I do greatly appreciate that, and I think I misunderstood your comment
to suggest that we should forget about implementing our own code
and just use Maxima and be done with it.  I apologize.  I was responding
off list to a lot of "use lisp/Maxima or else" emails from somebody,
and was perhaps short tempered as a result.  Hopefully you understand.

>  Also, to Joel Mohler:
>  You need "Algorithms for Computer Algebra" by Geddes, Czapor, and
>  Labahn:
>  Chapter 5: Chinese Remainder Theorem
>  Chapter 6: Newton's Iteration and Hensel Lifting
>  Chapter 7: Polynomial GCD
>  Chapter 8: Polynomial Factorization
>
>  What you are trying to do is not a "weeks long" project, it is one
>  of the central achievements of the entire field.  It took a
>  decade
>  to do the first time, so don't expect to have "industrial strength"
>  routines soon.  It will realistically take months of full time work.
>  There's about 100 pages of material in that book, when you take out
>  the exercises, etc.  You need it all.

We'll see.  By the way, who "did it"?  Does *any* program doing
multivariate polynomial gcd and factorization well except Magma?
I'm not being rhetorical -- I just don't know the answer.  If only
Magma does well, we should just find out what algorithms they
use, and if they aren't just copying from the above book, then we
*need* to be more clever than whatever is in that book.  Allan
Steel did it -- by himself --  and so can we.

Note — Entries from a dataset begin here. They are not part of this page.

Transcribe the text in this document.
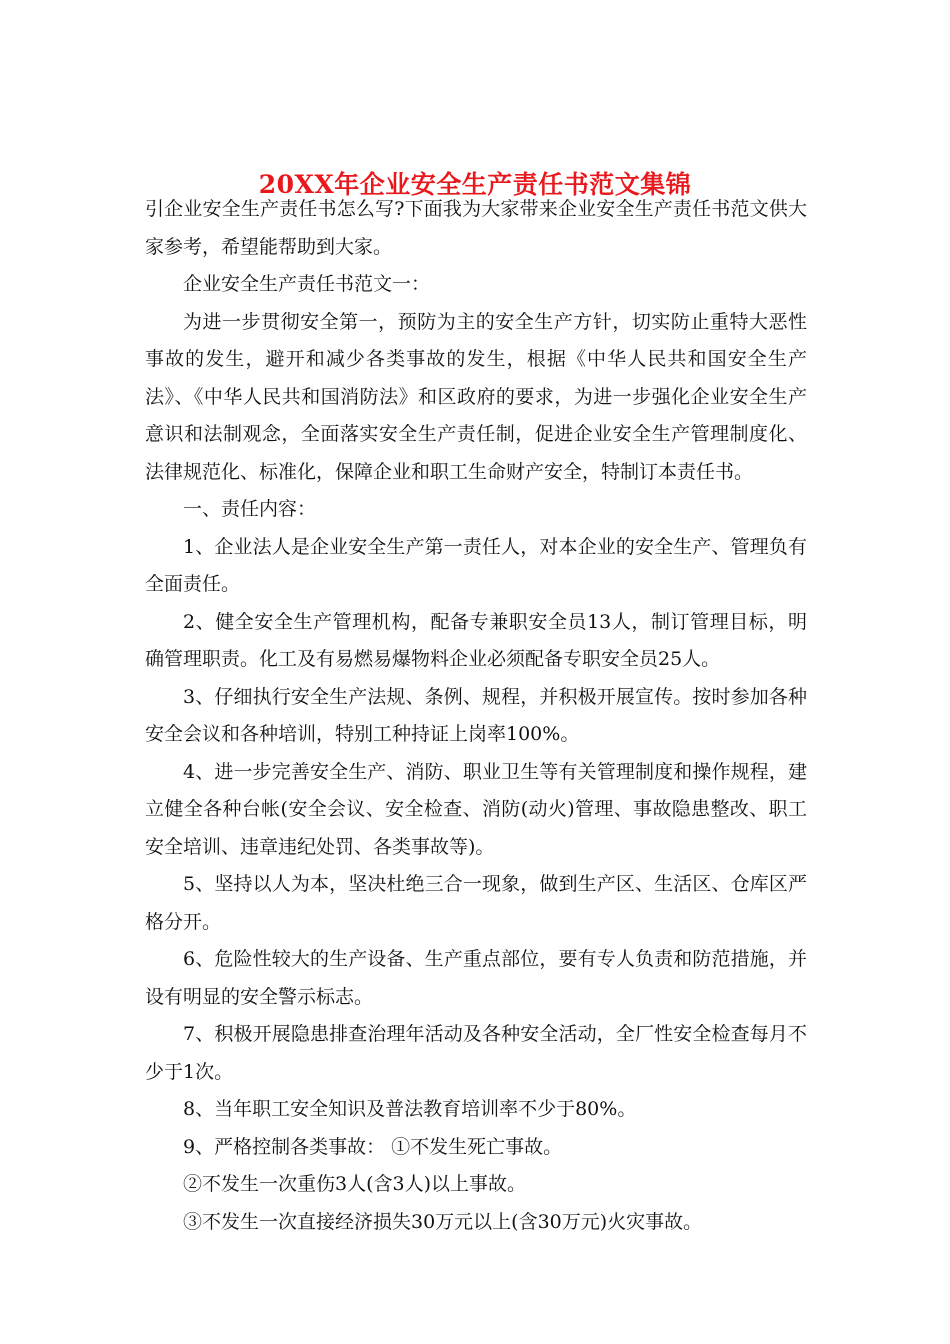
20XX年企业安全生产责任书范文集锦

引企业安全生产责任书怎么写?下面我为大家带来企业安全生产责任书范文供大家参考，希望能帮助到大家。

企业安全生产责任书范文一：

为进一步贯彻安全第一，预防为主的安全生产方针，切实防止重特大恶性事故的发生，避开和减少各类事故的发生，根据《中华人民共和国安全生产法》、《中华人民共和国消防法》和区政府的要求，为进一步强化企业安全生产意识和法制观念，全面落实安全生产责任制，促进企业安全生产管理制度化、法律规范化、标准化，保障企业和职工生命财产安全，特制订本责任书。

一、责任内容：

1、企业法人是企业安全生产第一责任人，对本企业的安全生产、管理负有全面责任。

2、健全安全生产管理机构，配备专兼职安全员13人，制订管理目标，明确管理职责。化工及有易燃易爆物料企业必须配备专职安全员25人。

3、仔细执行安全生产法规、条例、规程，并积极开展宣传。按时参加各种安全会议和各种培训，特别工种持证上岗率100%。

4、进一步完善安全生产、消防、职业卫生等有关管理制度和操作规程，建立健全各种台帐(安全会议、安全检查、消防(动火)管理、事故隐患整改、职工安全培训、违章违纪处罚、各类事故等)。

5、坚持以人为本，坚决杜绝三合一现象，做到生产区、生活区、仓库区严格分开。

6、危险性较大的生产设备、生产重点部位，要有专人负责和防范措施，并设有明显的安全警示标志。

7、积极开展隐患排查治理年活动及各种安全活动，全厂性安全检查每月不少于1次。

8、当年职工安全知识及普法教育培训率不少于80%。

9、严格控制各类事故： ①不发生死亡事故。

②不发生一次重伤3人(含3人)以上事故。

③不发生一次直接经济损失30万元以上(含30万元)火灾事故。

By the way, the book you suggest above was published in 1992.
Allan Steel implemented all the fast gcd/factoring code in Magma
many years later. It's perhaps highly likely he made great progress over
what's in that book.  Maybe we can appeal to his vanity and
ask him.

>  The people on this list seem to hilariously underestimate the depth
>  of this problem, and that concerns me.  I want Sage to succeed, and
>  you can't with that attitude.  This is a massive undertaking, and
>  if you treat it like it's not it is ultimately very discouraging.
>
>  I'd spell it all out: the things you need to do, the problems and
>  subproblems, but it's easier and better if you just read the book.

I'm curious -- have you actually implemented multivariate gcd and/or
multivariate factorization?  You talk as if you have.